2月9日時点の集計では、アヌティン・チャーンウィーラクーン首相率いるプームジャイタイ党が小選挙区で174議席、プラチャーチョン党が同87議席、プアタイ党が同58議席、クラータム党が同56議席を確保した。比例代表で残る100議席が配分されるが、プームジャイタイ党の圧勝は確実とみられている。議席数の公式確定はまだ行われていない。
アヌティン首相は連立構成について、プアタイ党を排除しない姿勢を示している。ただ、その可否はプームジャイタイ党の執行部が判断することとなり、実現は難しいとみる向きが多い。カンボジアとの対立の責任はプアタイ党にあり、そのカンボジアに対して妥協しなかったのがアヌティン首相という評価が、今回のプームジャイタイ党の大勝につながった。プアタイ党の獲得議席数が過去最低の58議席にとどまっていることにも、国民の評価が反映されている。また、プラチャーチョン党はすでに敗北を認め、野党に回る意向を表明した。

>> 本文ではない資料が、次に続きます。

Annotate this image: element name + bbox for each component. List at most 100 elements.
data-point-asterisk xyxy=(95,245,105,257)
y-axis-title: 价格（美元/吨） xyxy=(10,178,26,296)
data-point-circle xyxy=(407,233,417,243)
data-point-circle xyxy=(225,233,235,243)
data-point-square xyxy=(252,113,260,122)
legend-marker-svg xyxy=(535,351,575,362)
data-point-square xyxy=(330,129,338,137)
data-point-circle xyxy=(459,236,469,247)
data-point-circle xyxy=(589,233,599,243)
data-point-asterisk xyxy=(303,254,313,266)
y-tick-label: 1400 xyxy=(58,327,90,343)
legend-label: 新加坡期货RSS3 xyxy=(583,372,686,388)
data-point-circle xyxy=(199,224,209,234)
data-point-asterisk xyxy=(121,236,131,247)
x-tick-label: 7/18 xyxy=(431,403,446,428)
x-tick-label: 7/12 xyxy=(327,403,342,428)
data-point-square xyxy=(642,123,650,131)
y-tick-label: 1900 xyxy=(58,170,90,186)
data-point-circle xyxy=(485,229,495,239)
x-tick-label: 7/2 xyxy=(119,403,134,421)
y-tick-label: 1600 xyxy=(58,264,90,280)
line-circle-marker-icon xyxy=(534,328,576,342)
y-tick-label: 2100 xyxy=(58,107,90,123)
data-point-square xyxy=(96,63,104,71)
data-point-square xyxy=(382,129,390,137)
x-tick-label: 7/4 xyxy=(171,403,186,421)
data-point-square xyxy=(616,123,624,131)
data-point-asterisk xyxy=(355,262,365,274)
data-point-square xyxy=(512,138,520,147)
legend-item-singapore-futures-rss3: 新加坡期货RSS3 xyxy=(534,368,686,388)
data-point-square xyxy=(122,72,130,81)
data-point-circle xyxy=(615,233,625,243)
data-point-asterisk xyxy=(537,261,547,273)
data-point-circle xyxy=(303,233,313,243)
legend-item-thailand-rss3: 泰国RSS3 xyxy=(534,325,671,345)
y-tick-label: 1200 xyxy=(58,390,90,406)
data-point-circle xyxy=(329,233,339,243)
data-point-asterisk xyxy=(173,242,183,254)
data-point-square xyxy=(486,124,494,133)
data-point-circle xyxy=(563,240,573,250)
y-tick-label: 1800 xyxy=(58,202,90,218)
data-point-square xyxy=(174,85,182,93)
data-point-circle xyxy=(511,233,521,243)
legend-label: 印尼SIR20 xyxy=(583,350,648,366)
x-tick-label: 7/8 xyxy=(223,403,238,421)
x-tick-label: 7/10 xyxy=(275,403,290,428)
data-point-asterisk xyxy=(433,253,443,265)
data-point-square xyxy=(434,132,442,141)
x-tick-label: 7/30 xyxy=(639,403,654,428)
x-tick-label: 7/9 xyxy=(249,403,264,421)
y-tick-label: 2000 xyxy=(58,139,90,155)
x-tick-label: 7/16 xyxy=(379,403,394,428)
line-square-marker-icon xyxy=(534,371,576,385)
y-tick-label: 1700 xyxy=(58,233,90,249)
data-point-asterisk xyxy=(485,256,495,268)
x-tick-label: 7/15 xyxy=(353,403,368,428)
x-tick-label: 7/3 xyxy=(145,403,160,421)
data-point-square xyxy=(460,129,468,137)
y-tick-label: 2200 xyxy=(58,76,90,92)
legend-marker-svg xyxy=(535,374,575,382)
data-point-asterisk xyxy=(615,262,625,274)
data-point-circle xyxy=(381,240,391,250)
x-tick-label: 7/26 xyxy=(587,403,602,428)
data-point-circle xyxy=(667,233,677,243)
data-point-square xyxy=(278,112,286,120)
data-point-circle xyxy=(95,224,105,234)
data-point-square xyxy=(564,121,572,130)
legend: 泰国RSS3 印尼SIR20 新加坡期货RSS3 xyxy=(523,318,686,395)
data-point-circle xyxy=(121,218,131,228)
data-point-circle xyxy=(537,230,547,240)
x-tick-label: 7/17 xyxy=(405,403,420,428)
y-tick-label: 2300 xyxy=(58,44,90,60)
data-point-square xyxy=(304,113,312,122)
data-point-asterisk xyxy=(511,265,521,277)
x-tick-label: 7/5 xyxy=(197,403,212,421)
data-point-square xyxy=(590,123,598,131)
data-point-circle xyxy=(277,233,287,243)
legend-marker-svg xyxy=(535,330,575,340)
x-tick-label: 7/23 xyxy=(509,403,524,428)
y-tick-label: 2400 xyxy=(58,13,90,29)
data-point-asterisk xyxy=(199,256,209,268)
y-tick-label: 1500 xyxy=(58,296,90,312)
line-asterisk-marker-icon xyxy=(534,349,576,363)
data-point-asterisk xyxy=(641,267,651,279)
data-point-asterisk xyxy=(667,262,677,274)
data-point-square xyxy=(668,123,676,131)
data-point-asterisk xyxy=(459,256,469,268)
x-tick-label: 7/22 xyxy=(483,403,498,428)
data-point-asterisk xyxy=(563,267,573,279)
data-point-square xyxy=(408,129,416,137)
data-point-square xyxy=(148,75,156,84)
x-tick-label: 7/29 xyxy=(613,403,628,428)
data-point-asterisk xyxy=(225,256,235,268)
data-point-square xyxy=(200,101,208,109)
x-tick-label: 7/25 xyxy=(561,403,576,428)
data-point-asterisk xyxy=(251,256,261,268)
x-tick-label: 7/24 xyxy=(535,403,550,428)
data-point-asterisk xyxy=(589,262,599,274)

こうした中、ナルモン・ピンヨーンシンワット教育相が党首を務め、実力者のタマナット・プロムパオ副首相兼農相が合流したクラータム党が、連立政権に参加し小政党をまとめる役割を担うとみられる。クラータム党は農業協同組合省や社会政策関連の省庁を担当し、貧困層支援を通じて支持基盤の拡大を図りたい考えだという。内務、商業、財務、運輸、外務といった主要閣僚ポストは、プームジャイタイ党が押さえる見通し。